Organizations turn to hyper-converged infrastructure to support systems such as relational databases and virtual...
desktop infrastructure, but companies can also use HCI to implement edge computing.
An edge computing platform moves specific data processing workloads to the network's periphery, which brings the data closer to the users who produce and consume it. This reduces latency and improves performance, but compute, storage and network resources must be able to handle the workloads. That's where HCI comes in.
HCI provides an integrated platform to process and store data using minimal resources. For specific edge computing workloads, hyper-convergence offers a number of important benefits, such as ease of maintenance and a reduction of data transmitted back to the primary data center. But it cannot address all the challenges that come with edge computing, such as the tendency toward creating data silos and the management of widely distributed endpoints.
The new age of edge computing
The centralized data center has been the de facto standard for processing and storing data. Cloud computing extended this model beyond organizational boundaries, but the centralized infrastructure remains at the core. Still, mobile computing, distributed workforces and the internet of things (IoT) are pushing IT administrators to reconsider the centralized approach. Some organizations see an edge computing platform as a way to address the bottlenecks and performance issues that come with a centralized model.
For example, internet and WAN service disruptions can severely handicap remote offices, which can degrade application performance and affect employee productivity. The more remote the office, the greater the potential for performance and latency issues.
The influx of IoT data is a different story: The amount of information that IoT devices generate and collect is already unprecedented. There is simply too much data to effectively push all of it to centralized data centers, whether on premises or in the cloud. To complicate matters, many devices require real-time processing and cannot afford the latencies that come with the centralized model.
The processing components an edge computing platform might use can take many forms, depending on the types of applications and data. But the goals are always the same: to streamline traffic flow and maximize performance.
Enter the HCI
Most edge computing operations fall into two broad categories. The first occurs at the point of origin, where an intelligent device has the capacity to process and store its own data, as well as communicate with a central data center.

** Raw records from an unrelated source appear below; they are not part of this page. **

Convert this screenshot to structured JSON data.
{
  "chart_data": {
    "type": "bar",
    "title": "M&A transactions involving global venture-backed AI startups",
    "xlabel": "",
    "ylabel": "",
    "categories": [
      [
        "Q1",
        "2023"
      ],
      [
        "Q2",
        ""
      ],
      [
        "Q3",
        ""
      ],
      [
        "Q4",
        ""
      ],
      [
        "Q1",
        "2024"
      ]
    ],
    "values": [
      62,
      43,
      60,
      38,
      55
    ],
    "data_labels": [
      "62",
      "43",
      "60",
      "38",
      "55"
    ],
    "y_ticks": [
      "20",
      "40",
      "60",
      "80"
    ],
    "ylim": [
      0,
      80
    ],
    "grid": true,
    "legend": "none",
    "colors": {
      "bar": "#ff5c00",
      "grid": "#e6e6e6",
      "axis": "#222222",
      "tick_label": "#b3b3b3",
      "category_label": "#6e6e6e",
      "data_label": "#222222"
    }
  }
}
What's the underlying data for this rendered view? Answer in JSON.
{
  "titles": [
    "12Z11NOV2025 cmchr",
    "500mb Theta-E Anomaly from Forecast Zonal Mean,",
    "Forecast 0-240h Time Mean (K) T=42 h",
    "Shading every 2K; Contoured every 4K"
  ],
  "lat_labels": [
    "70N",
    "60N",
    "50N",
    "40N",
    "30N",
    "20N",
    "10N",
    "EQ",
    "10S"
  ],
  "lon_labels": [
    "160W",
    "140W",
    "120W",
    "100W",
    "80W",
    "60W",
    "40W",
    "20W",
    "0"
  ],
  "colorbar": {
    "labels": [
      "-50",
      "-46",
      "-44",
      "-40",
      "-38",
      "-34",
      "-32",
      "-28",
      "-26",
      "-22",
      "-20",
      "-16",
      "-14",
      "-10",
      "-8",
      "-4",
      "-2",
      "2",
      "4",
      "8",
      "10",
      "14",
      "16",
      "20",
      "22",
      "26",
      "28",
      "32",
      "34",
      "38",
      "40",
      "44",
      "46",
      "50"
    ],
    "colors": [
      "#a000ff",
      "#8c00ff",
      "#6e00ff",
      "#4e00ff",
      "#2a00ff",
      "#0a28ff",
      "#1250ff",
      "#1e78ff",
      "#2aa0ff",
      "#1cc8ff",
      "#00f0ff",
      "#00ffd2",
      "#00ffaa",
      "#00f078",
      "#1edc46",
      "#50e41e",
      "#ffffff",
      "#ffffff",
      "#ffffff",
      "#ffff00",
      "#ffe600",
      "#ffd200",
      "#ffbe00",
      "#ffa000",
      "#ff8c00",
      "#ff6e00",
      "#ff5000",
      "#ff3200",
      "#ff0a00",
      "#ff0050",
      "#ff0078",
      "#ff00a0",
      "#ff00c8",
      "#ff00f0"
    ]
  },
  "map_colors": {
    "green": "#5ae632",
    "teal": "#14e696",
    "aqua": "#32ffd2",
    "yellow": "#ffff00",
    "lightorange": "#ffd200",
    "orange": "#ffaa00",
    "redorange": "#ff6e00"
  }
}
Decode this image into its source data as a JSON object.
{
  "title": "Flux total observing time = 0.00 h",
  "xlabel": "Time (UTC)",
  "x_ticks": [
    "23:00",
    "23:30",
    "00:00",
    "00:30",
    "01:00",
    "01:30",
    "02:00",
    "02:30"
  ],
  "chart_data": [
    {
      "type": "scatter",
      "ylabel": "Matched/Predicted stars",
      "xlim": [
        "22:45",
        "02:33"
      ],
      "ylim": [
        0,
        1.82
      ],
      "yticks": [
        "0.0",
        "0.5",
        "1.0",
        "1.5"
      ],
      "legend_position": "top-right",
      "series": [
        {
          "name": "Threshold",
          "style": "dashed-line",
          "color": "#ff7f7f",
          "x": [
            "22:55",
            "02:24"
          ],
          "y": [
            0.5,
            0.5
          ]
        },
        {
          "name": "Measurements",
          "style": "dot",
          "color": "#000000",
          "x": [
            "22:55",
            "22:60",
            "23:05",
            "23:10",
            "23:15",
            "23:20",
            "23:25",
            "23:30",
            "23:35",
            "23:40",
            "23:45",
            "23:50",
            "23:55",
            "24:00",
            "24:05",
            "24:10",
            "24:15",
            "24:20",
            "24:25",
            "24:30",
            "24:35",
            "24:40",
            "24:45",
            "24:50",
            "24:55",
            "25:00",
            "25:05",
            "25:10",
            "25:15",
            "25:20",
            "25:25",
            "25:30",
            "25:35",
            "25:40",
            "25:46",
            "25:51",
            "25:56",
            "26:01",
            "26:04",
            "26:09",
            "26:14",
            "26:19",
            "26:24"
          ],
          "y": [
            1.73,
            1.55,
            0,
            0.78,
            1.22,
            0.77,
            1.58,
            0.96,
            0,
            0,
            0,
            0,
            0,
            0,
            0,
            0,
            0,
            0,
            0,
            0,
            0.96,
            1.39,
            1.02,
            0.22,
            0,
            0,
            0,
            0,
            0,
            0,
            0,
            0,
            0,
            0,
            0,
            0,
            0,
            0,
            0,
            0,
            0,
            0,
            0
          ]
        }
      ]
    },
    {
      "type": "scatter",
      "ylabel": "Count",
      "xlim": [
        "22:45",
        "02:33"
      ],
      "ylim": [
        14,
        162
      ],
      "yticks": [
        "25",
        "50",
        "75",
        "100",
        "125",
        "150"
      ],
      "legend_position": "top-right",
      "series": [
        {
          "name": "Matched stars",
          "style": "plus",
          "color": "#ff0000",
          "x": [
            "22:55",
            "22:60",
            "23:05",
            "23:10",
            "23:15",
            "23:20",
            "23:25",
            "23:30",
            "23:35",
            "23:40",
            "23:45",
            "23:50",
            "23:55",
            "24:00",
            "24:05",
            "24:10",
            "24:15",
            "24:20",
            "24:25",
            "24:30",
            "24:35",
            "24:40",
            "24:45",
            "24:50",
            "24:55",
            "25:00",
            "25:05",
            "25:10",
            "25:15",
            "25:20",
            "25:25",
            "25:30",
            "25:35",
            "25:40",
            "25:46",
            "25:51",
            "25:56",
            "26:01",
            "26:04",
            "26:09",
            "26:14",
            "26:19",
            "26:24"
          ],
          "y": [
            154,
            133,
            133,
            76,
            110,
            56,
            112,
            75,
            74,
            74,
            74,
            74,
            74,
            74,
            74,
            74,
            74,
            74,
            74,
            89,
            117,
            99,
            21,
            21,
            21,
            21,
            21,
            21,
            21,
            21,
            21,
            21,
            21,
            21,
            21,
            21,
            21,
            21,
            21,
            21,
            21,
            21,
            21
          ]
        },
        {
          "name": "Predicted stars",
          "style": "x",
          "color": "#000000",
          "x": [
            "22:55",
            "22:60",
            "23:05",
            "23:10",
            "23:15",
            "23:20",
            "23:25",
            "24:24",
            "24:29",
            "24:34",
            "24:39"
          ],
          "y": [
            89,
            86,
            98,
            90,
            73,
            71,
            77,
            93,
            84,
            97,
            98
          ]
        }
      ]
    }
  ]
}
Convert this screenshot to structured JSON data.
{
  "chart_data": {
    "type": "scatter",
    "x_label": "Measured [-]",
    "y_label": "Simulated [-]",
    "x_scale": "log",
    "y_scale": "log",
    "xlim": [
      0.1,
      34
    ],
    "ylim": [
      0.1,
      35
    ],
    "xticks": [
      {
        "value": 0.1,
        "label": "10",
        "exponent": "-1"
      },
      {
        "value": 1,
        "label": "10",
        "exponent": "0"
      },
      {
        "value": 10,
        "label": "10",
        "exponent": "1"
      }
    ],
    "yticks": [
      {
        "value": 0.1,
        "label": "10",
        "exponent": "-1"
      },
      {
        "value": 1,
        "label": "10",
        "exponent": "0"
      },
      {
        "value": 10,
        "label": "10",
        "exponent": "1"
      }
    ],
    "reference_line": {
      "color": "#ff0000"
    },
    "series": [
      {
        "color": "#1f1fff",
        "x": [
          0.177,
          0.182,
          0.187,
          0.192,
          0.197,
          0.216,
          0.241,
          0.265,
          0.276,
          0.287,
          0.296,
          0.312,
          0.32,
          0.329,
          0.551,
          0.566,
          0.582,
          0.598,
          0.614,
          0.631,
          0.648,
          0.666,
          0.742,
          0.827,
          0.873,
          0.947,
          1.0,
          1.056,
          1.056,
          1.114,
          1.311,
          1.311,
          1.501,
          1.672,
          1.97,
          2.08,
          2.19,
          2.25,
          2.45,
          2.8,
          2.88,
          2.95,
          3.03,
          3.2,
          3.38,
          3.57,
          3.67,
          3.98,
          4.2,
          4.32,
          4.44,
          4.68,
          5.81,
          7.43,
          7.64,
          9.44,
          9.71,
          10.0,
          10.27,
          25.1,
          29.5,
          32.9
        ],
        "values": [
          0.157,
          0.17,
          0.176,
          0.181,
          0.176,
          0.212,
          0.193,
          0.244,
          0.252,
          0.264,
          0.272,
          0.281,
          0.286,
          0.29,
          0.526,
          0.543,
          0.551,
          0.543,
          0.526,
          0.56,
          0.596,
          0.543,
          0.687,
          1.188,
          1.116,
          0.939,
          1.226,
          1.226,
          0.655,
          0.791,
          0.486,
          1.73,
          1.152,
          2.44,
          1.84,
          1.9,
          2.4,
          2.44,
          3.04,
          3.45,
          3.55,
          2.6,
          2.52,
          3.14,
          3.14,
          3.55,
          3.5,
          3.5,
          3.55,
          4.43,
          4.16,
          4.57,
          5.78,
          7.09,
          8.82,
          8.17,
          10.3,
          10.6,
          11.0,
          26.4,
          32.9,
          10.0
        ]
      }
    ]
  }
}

The second category is the micro data hub located proximally to the users or devices. Possible uses for such a hub include support for a remote office, an intermediary collection point for IoT data or a processing satellite for remote customers. Hyper-convergence can be a good fit for this second category.
Vendors sell HCI appliances with out-of-the-box products that feature quick implementation with relatively few IT resources. Some vendors sell the HCI software as a separate product for organizations that want to assemble their own HCI implementations, often using commodity hardware.
HCI and the edge computing platform
Edge computing comes with a wide range of challenges in planning, configuration, integration, licensing, security and management. An HCI implementation can help address many of these issues, especially a prepackaged HCI appliance. An appliance is easy to deploy, manage and scale, and it comes with minimal configuration and integration concerns. This makes it quick to implement and easy to manage. An HCI appliance optimized for peak performance also requires less power and space than a traditional rack of hardware.
HCI appliances often come with bundled capabilities, such as data compression and deduplication, backup and disaster recovery, as well as automatic failover. IT teams do not have to install and configure these applications, which offers further savings.
Perhaps the bigger issue with hyper-convergence is the risk of assuming that it can address all the concerns that come with edge computing. For example, data and systems management is inherently much more complex with edge computing because workloads are distributed. Although an HCI system can mitigate these issues at the individual, local level, IT must still be able to track and manage the entire corporate infrastructure in a unified manner.
This distribution also creates data silos that are difficult to reconcile across multiple systems. This adds even more administrative overhead. IT admins must address issues such as data redundancy and long-term data retention at a corporate-wide level, something that cannot be resolved solely through the use of hyper-convergence.
One of the biggest concerns with edge computing is security. Edge computing reduces the amount of data that is transmitted across networks, which can lower risks. IT admins must still ensure that each local data center is fully protected from possible risks and that the data is secure at rest and in motion.
Under the right circumstances, HCI can be ideal for implementing an edge computing platform, especially in a location with relatively few IT resources. Embracing such an implementation, however, requires that IT admins have their eyes wide open and that they take the many challenges that come with edge computing into account.